[OpenAFS-devel] kuserok() checking UID ownership on afs
Russ Allbery
rra@stanford.edu
Tue, 01 Feb 2005 22:28:23 -0800
Ken Raeburn <raeburn@MIT.EDU> writes:
> Generally, only if the user actually logs in, turning control of any
> non-home-directory resources over to whomever has write access to the
> home directory or dotfiles. If I never log in to a system using my AFS
> homedir, and never use my .cshrc file, it doesn't matter if I
> accidentally give you write access to it. You don't get access to my
> email, and you don't get to use my Kerberos credentials or AFS tokens
> (which I may happily be using from a laptop).
Okay, true, but that seems rather unlikely.

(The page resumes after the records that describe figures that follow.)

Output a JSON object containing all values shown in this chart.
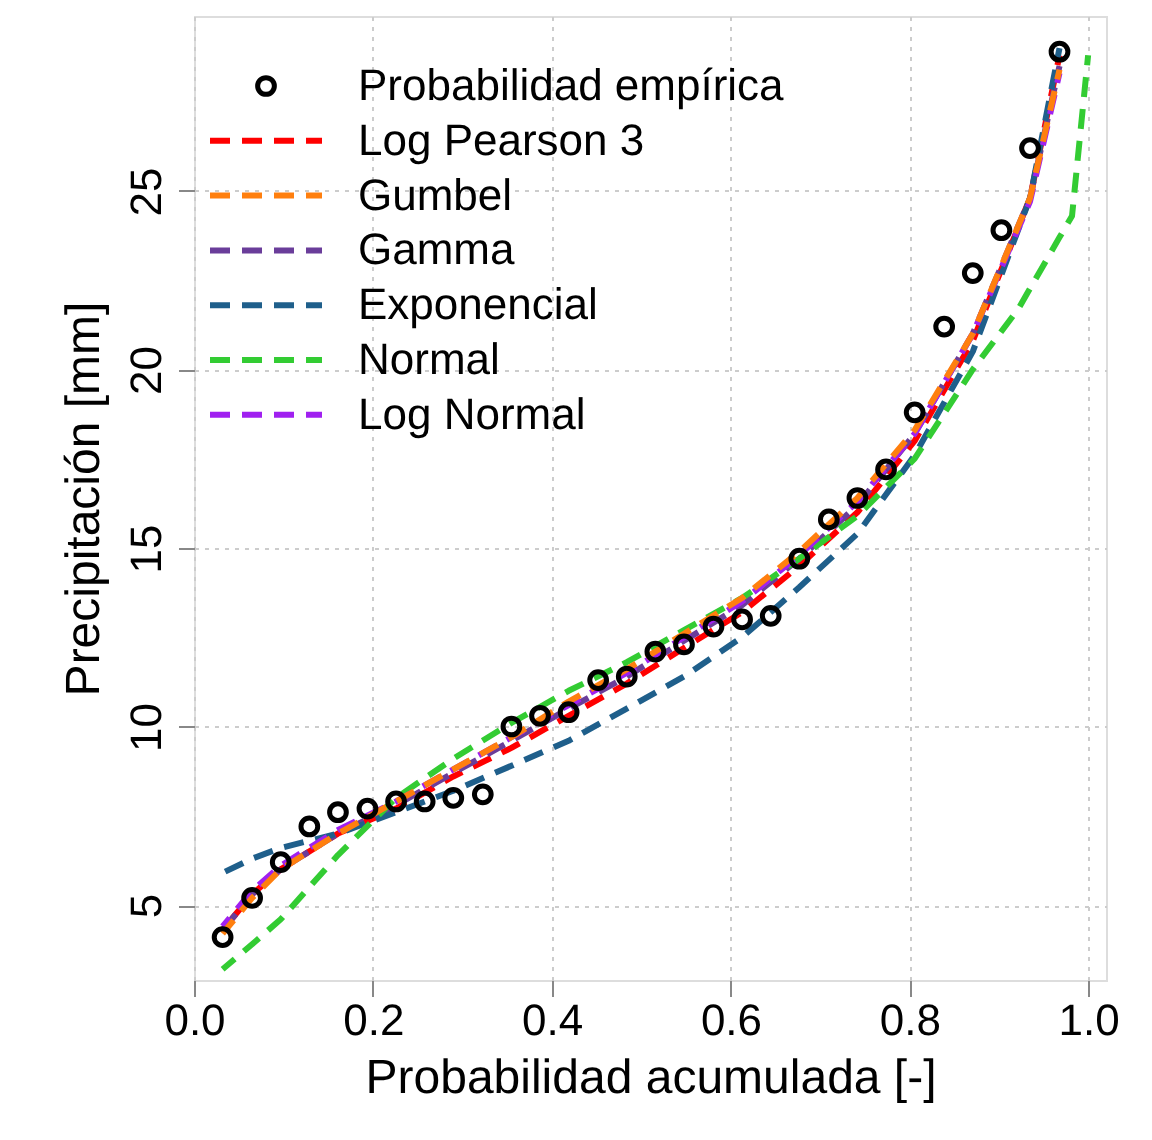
{
  "chart_data": {
    "type": "line",
    "xlabel": "Probabilidad acumulada [-]",
    "ylabel": "Precipitación [mm]",
    "xlim": [
      0,
      1.02
    ],
    "ylim": [
      2.9,
      29.9
    ],
    "xticks": [
      {
        "value": 0,
        "label": "0.0"
      },
      {
        "value": 0.2,
        "label": "0.2"
      },
      {
        "value": 0.4,
        "label": "0.4"
      },
      {
        "value": 0.6,
        "label": "0.6"
      },
      {
        "value": 0.8,
        "label": "0.8"
      },
      {
        "value": 1,
        "label": "1.0"
      }
    ],
    "yticks": [
      5,
      10,
      15,
      20,
      25
    ],
    "grid": true,
    "legend": "top left",
    "series": [
      {
        "name": "Probabilidad empírica",
        "type": "scatter",
        "marker": "circle",
        "color": "#000000",
        "x": [
          0.032,
          0.065,
          0.097,
          0.129,
          0.161,
          0.194,
          0.226,
          0.258,
          0.29,
          0.323,
          0.355,
          0.387,
          0.419,
          0.452,
          0.484,
          0.516,
          0.548,
          0.581,
          0.613,
          0.645,
          0.677,
          0.71,
          0.742,
          0.774,
          0.806,
          0.839,
          0.871,
          0.903,
          0.935,
          0.968
        ],
        "values": [
          4.1,
          5.2,
          6.2,
          7.2,
          7.6,
          7.7,
          7.9,
          7.9,
          8.0,
          8.1,
          10.0,
          10.3,
          10.4,
          11.3,
          11.4,
          12.1,
          12.3,
          12.8,
          13.0,
          13.1,
          14.7,
          15.8,
          16.4,
          17.2,
          18.8,
          21.2,
          22.7,
          23.9,
          26.2,
          28.9
        ]
      },
      {
        "name": "Log Pearson 3",
        "line_style": "dashed",
        "color": "#ff0000",
        "x": [
          0.032,
          0.065,
          0.097,
          0.161,
          0.226,
          0.29,
          0.355,
          0.419,
          0.484,
          0.548,
          0.613,
          0.677,
          0.742,
          0.806,
          0.871,
          0.935,
          0.968
        ],
        "values": [
          4.3,
          5.3,
          6.0,
          7.0,
          7.7,
          8.6,
          9.4,
          10.3,
          11.2,
          12.2,
          13.2,
          14.5,
          16.0,
          18.0,
          20.8,
          24.8,
          28.8
        ]
      },
      {
        "name": "Gumbel",
        "line_style": "dashed",
        "color": "#ff7f0e",
        "x": [
          0.032,
          0.065,
          0.097,
          0.161,
          0.226,
          0.29,
          0.355,
          0.419,
          0.484,
          0.548,
          0.613,
          0.677,
          0.742,
          0.806,
          0.871,
          0.935,
          0.968
        ],
        "values": [
          4.2,
          5.2,
          6.0,
          7.0,
          7.9,
          8.8,
          9.7,
          10.7,
          11.6,
          12.6,
          13.6,
          14.9,
          16.4,
          18.3,
          21.0,
          24.8,
          28.4
        ]
      },
      {
        "name": "Gamma",
        "line_style": "dashed",
        "color": "#6a3d9a",
        "x": [
          0.032,
          0.065,
          0.097,
          0.161,
          0.226,
          0.29,
          0.355,
          0.419,
          0.484,
          0.548,
          0.613,
          0.677,
          0.742,
          0.806,
          0.871,
          0.935,
          0.968
        ],
        "values": [
          4.3,
          5.3,
          6.0,
          7.0,
          7.8,
          8.7,
          9.6,
          10.5,
          11.4,
          12.4,
          13.4,
          14.7,
          16.2,
          18.2,
          21.0,
          24.8,
          28.5
        ]
      },
      {
        "name": "Exponencial",
        "line_style": "dashed",
        "color": "#1f5f8b",
        "x": [
          0.032,
          0.065,
          0.097,
          0.161,
          0.226,
          0.29,
          0.355,
          0.419,
          0.484,
          0.548,
          0.613,
          0.677,
          0.742,
          0.806,
          0.871,
          0.935,
          0.968
        ],
        "values": [
          5.9,
          6.3,
          6.6,
          7.0,
          7.6,
          8.2,
          8.9,
          9.6,
          10.5,
          11.4,
          12.5,
          13.9,
          15.4,
          17.6,
          20.5,
          24.8,
          29.0
        ]
      },
      {
        "name": "Normal",
        "line_style": "dashed",
        "color": "#33cc33",
        "x": [
          0.032,
          0.065,
          0.097,
          0.161,
          0.226,
          0.29,
          0.355,
          0.419,
          0.484,
          0.548,
          0.613,
          0.677,
          0.742,
          0.806,
          0.871,
          0.922,
          0.968,
          0.982,
          1.0
        ],
        "values": [
          3.2,
          3.9,
          4.6,
          6.4,
          8.0,
          9.1,
          10.1,
          11.0,
          11.8,
          12.7,
          13.6,
          14.7,
          15.9,
          17.5,
          20.0,
          21.7,
          23.7,
          24.3,
          28.8
        ]
      },
      {
        "name": "Log Normal",
        "line_style": "dashed",
        "color": "#a020f0",
        "x": [
          0.032,
          0.065,
          0.097,
          0.161,
          0.226,
          0.29,
          0.355,
          0.419,
          0.484,
          0.548,
          0.613,
          0.677,
          0.742,
          0.806,
          0.871,
          0.935,
          0.968
        ],
        "values": [
          4.4,
          5.4,
          6.1,
          7.1,
          7.9,
          8.8,
          9.7,
          10.6,
          11.5,
          12.5,
          13.5,
          14.8,
          16.3,
          18.2,
          21.0,
          24.7,
          28.3
        ]
      }
    ]
  }
}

If you never log in, how did
you manage to accidentally give someone else write access to your home
directory? (And I don't see how changing your .k5login file on a system
you don't log on to gets them access to your credentials or AFS tokens.)
> Accidental world-write access to certain dotfiles while not the
> directory itself (granted, generally not an issue for AFS, with the lack
> of such fine-grained control, unless the dotfiles are symlinks to
> elsewhere).
Oh, I have no problems with checking to be sure that .k5login isn't
word-writable, I just object to checking its ownership. I should have
made that clearer. The file mode checks (and even directory mode checks)
don't cause the same problems that the ownership checks cause.